Conscious of the fact that the woman she knew as her mother will now face trial for kidnapping, Ms. Manigo is unwilling to discuss a lot about the case, including how her family life finally unraveled. She does not want to say which name she plans to use in the future, and she insisted that she was never suspicious — although the police said otherwise at a news conference on Friday.
“I never had any ID or a driver’s license, but other than that, everything was totally normal,” she said. She did acknowledge being stymied a few months ago when she applied for a job at Shoney’s but lacked a Social Security card she needed to get the job.
"She took care of everything I ever needed,” Ms. Manigo said. “I never wanted for anything. I always trusted her with it.”
She said that Ms. Williams was not mentally ill and that she had not been overprotective. Ms. Williams worked at a Navy yard handling medical records and was set to receive her master’s degree this year. “She was a very smart woman,” Ms. Manigo said.

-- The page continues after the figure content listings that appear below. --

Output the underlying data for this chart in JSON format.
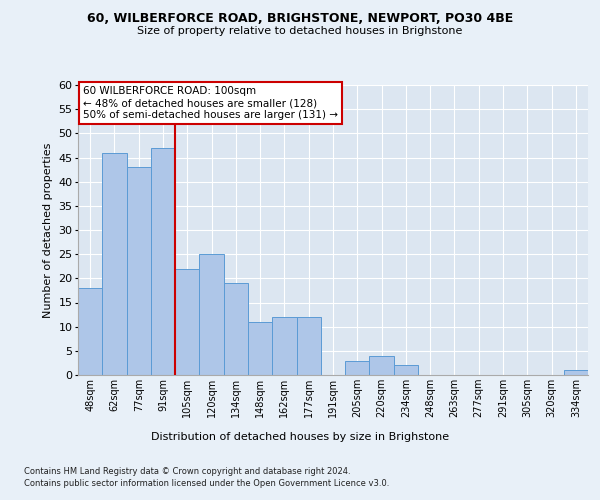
{
  "title1": "60, WILBERFORCE ROAD, BRIGHSTONE, NEWPORT, PO30 4BE",
  "title2": "Size of property relative to detached houses in Brighstone",
  "xlabel": "Distribution of detached houses by size in Brighstone",
  "ylabel": "Number of detached properties",
  "categories": [
    "48sqm",
    "62sqm",
    "77sqm",
    "91sqm",
    "105sqm",
    "120sqm",
    "134sqm",
    "148sqm",
    "162sqm",
    "177sqm",
    "191sqm",
    "205sqm",
    "220sqm",
    "234sqm",
    "248sqm",
    "263sqm",
    "277sqm",
    "291sqm",
    "305sqm",
    "320sqm",
    "334sqm"
  ],
  "values": [
    18,
    46,
    43,
    47,
    22,
    25,
    19,
    11,
    12,
    12,
    0,
    3,
    4,
    2,
    0,
    0,
    0,
    0,
    0,
    0,
    1
  ],
  "bar_color": "#aec6e8",
  "bar_edge_color": "#5b9bd5",
  "background_color": "#e8f0f8",
  "plot_bg_color": "#dce6f1",
  "grid_color": "#ffffff",
  "vline_color": "#cc0000",
  "annotation_text": "60 WILBERFORCE ROAD: 100sqm\n← 48% of detached houses are smaller (128)\n50% of semi-detached houses are larger (131) →",
  "annotation_box_color": "#ffffff",
  "annotation_edge_color": "#cc0000",
  "footnote1": "Contains HM Land Registry data © Crown copyright and database right 2024.",
  "footnote2": "Contains public sector information licensed under the Open Government Licence v3.0.",
  "ylim": [
    0,
    60
  ],
  "yticks": [
    0,
    5,
    10,
    15,
    20,
    25,
    30,
    35,
    40,
    45,
    50,
    55,
    60
  ]
}
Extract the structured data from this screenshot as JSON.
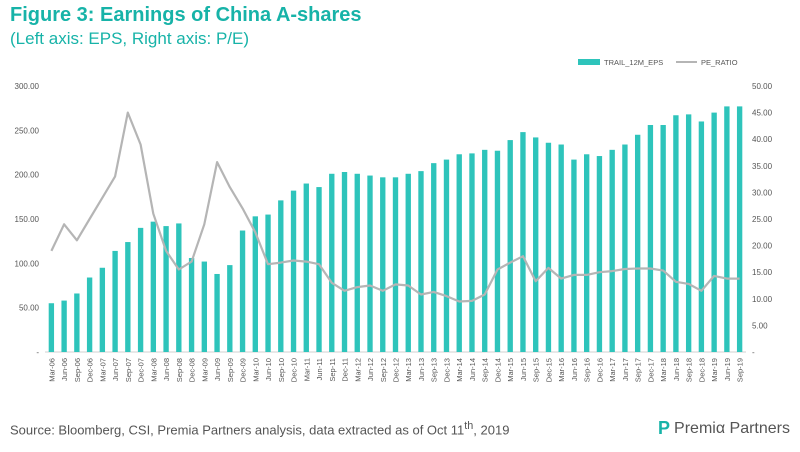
{
  "title": "Figure 3: Earnings of China A-shares",
  "subtitle": "(Left axis: EPS,  Right axis: P/E)",
  "source": {
    "prefix": "Source: Bloomberg, CSI, Premia Partners analysis, data extracted as of Oct 11",
    "sup": "th",
    "suffix": ", 2019"
  },
  "logo": {
    "mark": "P",
    "name": "Premiα Partners"
  },
  "colors": {
    "eps": "#2ec4bb",
    "pe": "#b5b5b5",
    "text": "#555555"
  },
  "chart_data": {
    "type": "bar+line",
    "legend_position": "top-right",
    "categories": [
      "Mar-06",
      "Jun-06",
      "Sep-06",
      "Dec-06",
      "Mar-07",
      "Jun-07",
      "Sep-07",
      "Dec-07",
      "Mar-08",
      "Jun-08",
      "Sep-08",
      "Dec-08",
      "Mar-09",
      "Jun-09",
      "Sep-09",
      "Dec-09",
      "Mar-10",
      "Jun-10",
      "Sep-10",
      "Dec-10",
      "Mar-11",
      "Jun-11",
      "Sep-11",
      "Dec-11",
      "Mar-12",
      "Jun-12",
      "Sep-12",
      "Dec-12",
      "Mar-13",
      "Jun-13",
      "Sep-13",
      "Dec-13",
      "Mar-14",
      "Jun-14",
      "Sep-14",
      "Dec-14",
      "Mar-15",
      "Jun-15",
      "Sep-15",
      "Dec-15",
      "Mar-16",
      "Jun-16",
      "Sep-16",
      "Dec-16",
      "Mar-17",
      "Jun-17",
      "Sep-17",
      "Dec-17",
      "Mar-18",
      "Jun-18",
      "Sep-18",
      "Dec-18",
      "Mar-19",
      "Jun-19",
      "Sep-19"
    ],
    "series": [
      {
        "name": "TRAIL_12M_EPS",
        "kind": "bar",
        "axis": "left",
        "values": [
          55,
          58,
          66,
          84,
          95,
          114,
          124,
          140,
          147,
          142,
          145,
          106,
          102,
          88,
          98,
          137,
          153,
          155,
          171,
          182,
          190,
          186,
          201,
          203,
          201,
          199,
          197,
          197,
          201,
          204,
          213,
          217,
          223,
          224,
          228,
          227,
          239,
          248,
          242,
          236,
          234,
          217,
          223,
          221,
          228,
          234,
          245,
          256,
          256,
          267,
          268,
          260,
          270,
          277,
          277
        ]
      },
      {
        "name": "PE_RATIO",
        "kind": "line",
        "axis": "right",
        "values": [
          19,
          24,
          21,
          25,
          29,
          33,
          45,
          39,
          26,
          19,
          15.5,
          17,
          24,
          35.7,
          31,
          27,
          22.5,
          16.5,
          16.8,
          17.2,
          17,
          16.5,
          13,
          11.5,
          12.2,
          12.5,
          11.5,
          12.7,
          12.5,
          10.8,
          11.3,
          10.5,
          9.5,
          9.6,
          10.8,
          15.5,
          16.8,
          18,
          13.3,
          15.8,
          13.8,
          14.5,
          14.5,
          15,
          15.2,
          15.6,
          15.7,
          15.7,
          15.3,
          13.2,
          12.8,
          11.5,
          14.3,
          13.8,
          13.8
        ]
      }
    ],
    "yleft": {
      "min": 0,
      "max": 300,
      "step": 50,
      "ticks": [
        "-",
        "50.00",
        "100.00",
        "150.00",
        "200.00",
        "250.00",
        "300.00"
      ]
    },
    "yright": {
      "min": 0,
      "max": 50,
      "step": 5,
      "ticks": [
        "-",
        "5.00",
        "10.00",
        "15.00",
        "20.00",
        "25.00",
        "30.00",
        "35.00",
        "40.00",
        "45.00",
        "50.00"
      ]
    },
    "grid": false
  }
}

Ms. Manigo met her biological parents on Saturday, at a teary reunion followed by a mother-daughter trip to the mall. She called them Mom and Dad, because she figured those were words they had been waiting a long time to hear.
“You can tell she has a lot of love for me as well,” Ms. Manigo said of her biological mother, who could not be reached for comment on Wednesday. “They don’t feel like stranger-strangers. They feel like distant family.”
She said she felt an innate trust for them.
Her father, Craig Aiken, told WJXT-TV in Jacksonville the meeting was “beautiful.”
“It’s a feeling that you can’t explain,” he said.
Mr. Bamberg, Ms. Manigo’s lawyer, said there were practical matters now to attend to. She needs identification and a social security card. A large financial settlement was won on her behalf, and now that she is 18, it has to be determined if she is entitled to any of the money.
“You have incidents where people’s lives were turned upside down, and then you have this: a life that was essentially erased,” he said.
A spokesman for the hospital, now called UF Health Jacksonville, said the medical center was “thrilled” that the young woman had been found. “We share in the joy of this discovery with her family, the northeast Florida community, and law enforcement as they celebrate this news,” the spokesman, Dan Leveton, said in a statement. “Like most hospitals, we currently have specialized, state-of-the-art security measures in place, both personnel-based and electronic, to protect newborns and their mothers.”
Ms. Manigo, somehow, has taken it all in stride so far. And for her, Mom still means Ms. Williams, who is being held at the Jacksonville jail without bond.
“When I close my eyes, I see my mother,” she said. “I like that. I love that.”